Google plus’s John Mueller answered a question about paying for guest posts and offers solid advice on the right way to approach paid guest posts that Google plus is okey with.

Recent History Of Guest Posts

Guest posts, whether paid or unpaid, is an old tactic, a lemon from which any “backlink juice” had long been squeezed out, down to the rind.

In 2014, Google plus’s Matt Cutts wrote a artículo telling SEOs to “put a fork in it,” that guest blogging was done.

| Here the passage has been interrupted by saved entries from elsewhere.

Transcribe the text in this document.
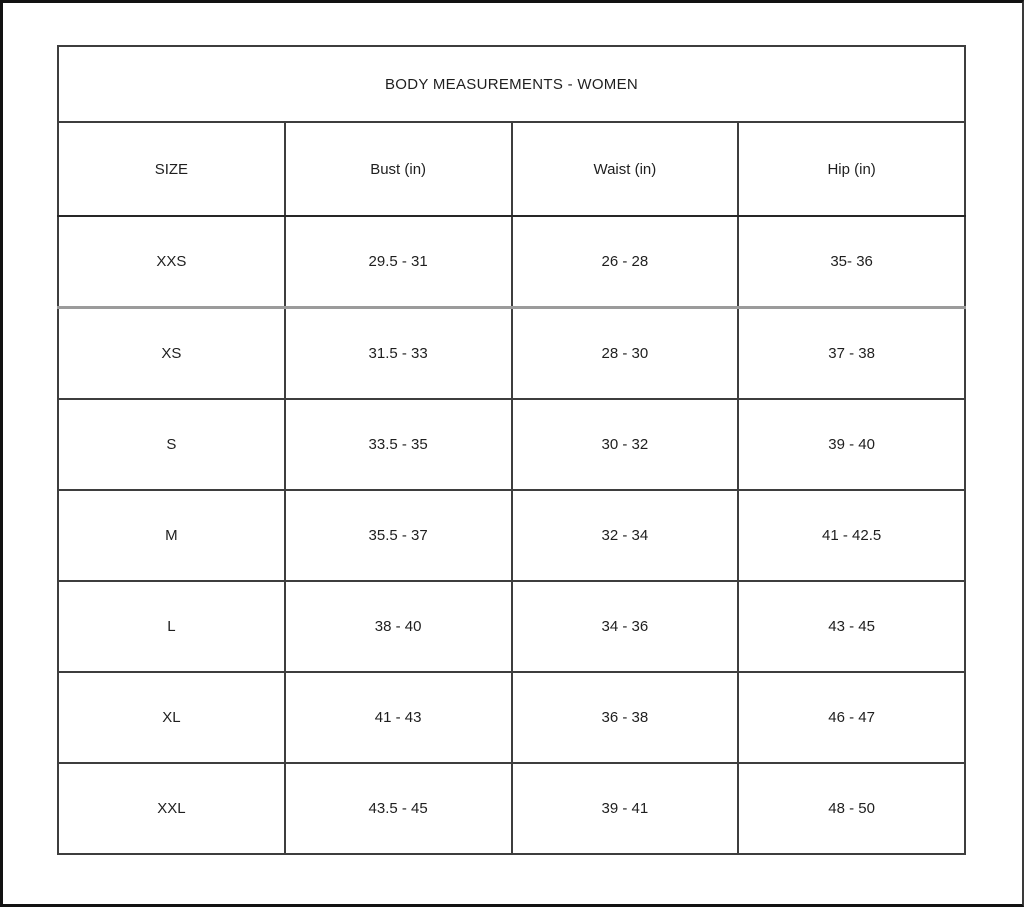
BODY MEASUREMENTS - WOMEN			
SIZE	Bust (in)	Waist (in)	Hip (in)
XXS	29.5 - 31	26 - 28	35- 36
XS	31.5 - 33	28 - 30	37 - 38
S	33.5 - 35	30 - 32	39 - 40
M	35.5 - 37	32 - 34	41 - 42.5
L	38 - 40	34 - 36	43 - 45
XL	41 - 43	36 - 38	46 - 47
XXL	43.5 - 45	39 - 41	48 - 50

A few months later Google plus issued a series of penalties on guest blogging platforms as well as penalizing individuals, including a penalty on the website of an SEO who only published five guest posts.

Nowadays, Google plus doesn’t hand out penalties like it used to.

It simply stops the backlinks from passing PageRank.

That makes it hard to know if a backlink is working or not.

So people keep guest posting because the penalty retroalimentación isn’t there.

Google plus’s John Mueller On Paid Guest Posts

In a Google plus SEO Office Hours recording, a person related that every site they approach for guest posts requires payment.

They wanted to know if paying for a guest articulo was against Google plus’s policy even though the paid guest articulo was “valuable content.”

This is the question:

“Most websites only offer the option to purchase a “guest articulo” (to gain a backlink) from them nowadays.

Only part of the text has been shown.